AI summary
XRP telah mengalami kenaikan harga yang signifikan, tetapi ada kekhawatiran tentang keberlanjutan pertumbuhan tersebut. Penyelesaian litigasi antara SEC dan Ripple dapat menyebabkan perubahan besar dalam pasar XRP. Meskipun XRP menawarkan kecepatan dan biaya rendah untuk transaksi, adopsi globalnya masih terbatas dibandingkan dengan SWIFT. XRP telah menunjukkan performa luar biasa dengan kenaikan hampir 400% dalam 12 bulan terakhir, jauh melampaui Bitcoin yang hanya naik sekitar 84%. Kenaikan ini didukung oleh berbagai faktor eksternal dan peristiwa besar yang menciptakan optimisme di pasar crypto.Kemenangan Donald Trump sebagai presiden Amerika Serikat, regulasi stablecoin yang lebih jelas, serta harapan persetujuan ETF XRP menjadi pendorong utama naiknya harga XRP. Semua ini menciptakan atmosfer positif yang membantu XRP mencapai harga tertinggi dalam tujuh tahun.Namun, setelah penyelesaian litigasi panjang antara SEC dan Ripple mengenai status XRP, hype besar ini mulai memudar. Banyak investor mulai menjual token mereka, menunjukkan potensi koreksi harga yang akan segera terjadi.Meski XRP memiliki keunggulan teknis seperti kecepatan dan biaya transaksi yang rendah, ada sejumlah kelemahan signifikan. Bank tidak wajib menggunakan XRP dalam jaringan RippleNet, adopsi RippleNet masih sangat kecil jika dibandingkan dengan jaringan SWIFT, dan ada pesaing lain dengan fitur serupa.Kesimpulannya, walaupun XRP telah menarik perhatian karena kenaikannya yang fenomenal, investor harus mencermati risiko dan kelemahan fundamentalnya. Mengingat hype utama telah usai, penurunan harga dan profit-taking kemungkinan menjadi tren di masa depan.
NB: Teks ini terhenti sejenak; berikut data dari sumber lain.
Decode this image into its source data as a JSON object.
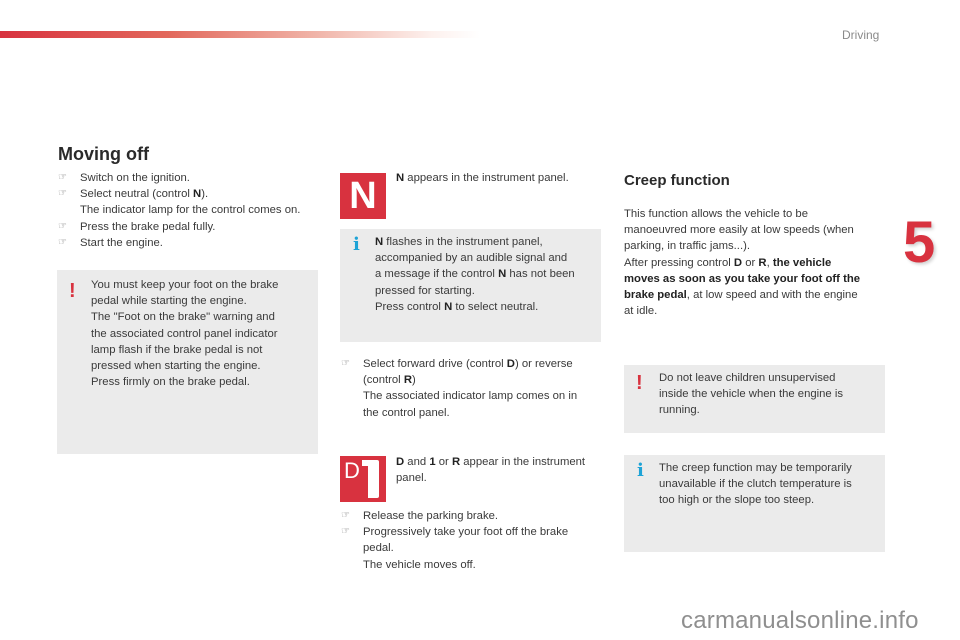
{
  "header": {
    "section": "Driving",
    "chapter_number": "5"
  },
  "left": {
    "title": "Moving off",
    "steps": [
      {
        "text": "Switch on the ignition."
      },
      {
        "pre": "Select neutral (control ",
        "bold": "N",
        "post": ").",
        "sub": "The indicator lamp for the control comes on."
      },
      {
        "text": "Press the brake pedal fully."
      },
      {
        "text": "Start the engine."
      }
    ],
    "warning": {
      "icon": "warning-icon",
      "lines": [
        "You must keep your foot on the brake",
        "pedal while starting the engine.",
        "The \"Foot on the brake\" warning and",
        "the associated control panel indicator",
        "lamp flash if the brake pedal is not",
        "pressed when starting the engine.",
        "Press firmly on the brake pedal."
      ]
    }
  },
  "middle": {
    "n_tile": {
      "glyph": "N"
    },
    "n_caption": {
      "bold": "N",
      "rest": " appears in the instrument panel."
    },
    "info": {
      "icon": "info-icon",
      "l1_bold": "N",
      "l1_rest": " flashes in the instrument panel,",
      "l2": "accompanied by an audible signal and",
      "l3_pre": "a message if the control ",
      "l3_bold": "N",
      "l3_post": " has not been",
      "l4": "pressed for starting.",
      "l5_pre": "Press control ",
      "l5_bold": "N",
      "l5_post": " to select neutral."
    },
    "step_drive": {
      "pre": "Select forward drive (control ",
      "b1": "D",
      "mid": ") or reverse",
      "pre2": "(control ",
      "b2": "R",
      "post2": ")",
      "sub1": "The associated indicator lamp comes on in",
      "sub2": "the control panel."
    },
    "d1_tile": {
      "letter": "D",
      "digit": "1"
    },
    "d1_caption": {
      "b1": "D",
      "t1": " and ",
      "b2": "1",
      "t2": " or ",
      "b3": "R",
      "t3": " appear in the instrument",
      "l2": "panel."
    },
    "steps_end": [
      {
        "text": "Release the parking brake."
      },
      {
        "text": "Progressively take your foot off the brake",
        "text2": "pedal.",
        "sub": "The vehicle moves off."
      }
    ]
  },
  "right": {
    "title": "Creep function",
    "para": {
      "l1": "This function allows the vehicle to be",
      "l2": "manoeuvred more easily at low speeds (when",
      "l3": "parking, in traffic jams...).",
      "l4_pre": "After pressing control ",
      "l4_b1": "D",
      "l4_or": " or ",
      "l4_b2": "R",
      "l4_comma": ", ",
      "l4_b3": "the vehicle",
      "l5_b": "moves as soon as you take your foot off the",
      "l6_b": "brake pedal",
      "l6_rest": ", at low speed and with the engine",
      "l7": "at idle."
    },
    "warning": {
      "lines": [
        "Do not leave children unsupervised",
        "inside the vehicle when the engine is",
        "running."
      ]
    },
    "info": {
      "lines": [
        "The creep function may be temporarily",
        "unavailable if the clutch temperature is",
        "too high or the slope too steep."
      ]
    }
  },
  "footer": {
    "watermark": "carmanualsonline.info"
  }
}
Meskipun XRP memiliki keunggulan teknis untuk transaksi cepat dan murah, ketergantungan pada RippleNet yang masih sedikit penggunaannya membuat permintaan XRP rentan. Investor sebaiknya berhati-hati karena hype sudah berakhir dan nilai sebenarnya XRP masih belum terbukti kuat secara fundamental.